There are a number of covert camera options available that can be integrated into any environment without tipping off compromised employees or criminals. From smoke detector cameras that take a top view of an area, to AC adapter cameras that will go unnoticed in any room, there are unique housing types to fit any setting. Or, a security manager can choose a simple black box hidden camera, like the Camscura , which can be hidden in hard-to-reach areas like air vents, or within common objects like tissue boxes for DIY covert recording. The Camscura WiFi can even be integrated into a network of cameras, offering remote view covert video alongside the traditional surveillance camera feeds.
Alarm Systems & Access Control Protect Vulnerable Entry Points
Besides camera systems, the other consistent compliance requirement for cannabis operations is an access control and alarm system ; typically one that's professionally monitored, 24/7. And, like camera systems, while an access control and alarm system meets a compliance standard, it is also an essential component in cannabis business security.
Access control solutions enable a security manager to set specific requirements on who can enter both a grow operation and retail space based on a number of factors, including clearance level and shift time. By using an electronic lock system, access to certain areas of an operation can be restricted to managers, or can expire during specific times of day. By assigning access using unique codes or fingerprints for employees, access can be granted on a case-by-case basis, which helps curb employee theft.
Modern alarm systems also present a unique opportunity through how customizable and granular they can be. Individual sensors can be used to monitor everything from doors and windows to individual motion sensors and tilt sensors for protecting specific rooms and safes. Because alarm systems can be constantly added to using sensors, they are scalable as your business grows. And, much like video camera systems, alarm systems can be installed without enlisting the help of professionals, saving money and avoiding the risk of compromised security.
Alarm systems can also be used to monitor environmental conditions which can help ensure plant safety. More obvious sensors like smoke and carbon monoxide detectors can be integrated within a system; but additionally, sensors that monitor temperature and the presence of water, which can trigger the system in the case of a flood or broken heating system. And, as many state laws require, alarm systems can include panic buttons that act as an easy trigger in case of a robbery.

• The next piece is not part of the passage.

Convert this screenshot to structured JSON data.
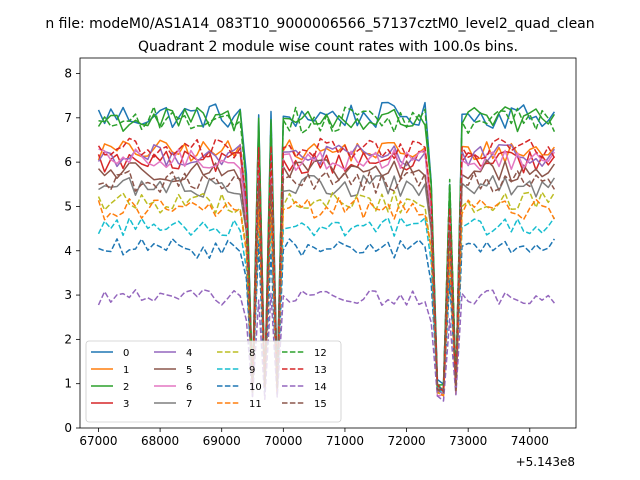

Like video monitoring systems, alarm systems can be remotely monitored from any computer or smartphone, so even if a security manager is moving from site to site he can always have a finger on the pulse of the operation.
Going Beyond Compliance
Implementing and managing a robust security and surveillance system may seem inherent in meeting the criteria of a state's compliance standards for operating a cannabis business. According to experts, however, going above and beyond what you think you may need is the only surefire way to protect this highly targeted and vulnerable business.
“What the state needs to get your doors open is probably not what you want in real life in the all-cash cannabis business,” says Noah Stokes, founder and CEO of CannaGuard Security in Oregon.
As long as there are disparities between local, state and federal laws, the cannabis industry will continue to have a target on its back from both criminals and authorities alike. Dealing in cash and a product that's easy to move with a high street value makes the cannabis industry one of the most unique in the United States. But, as industry trends have indicated, the risk that comes from cannabis is worth the reward. Taking the proper security precautions help minimize that risk.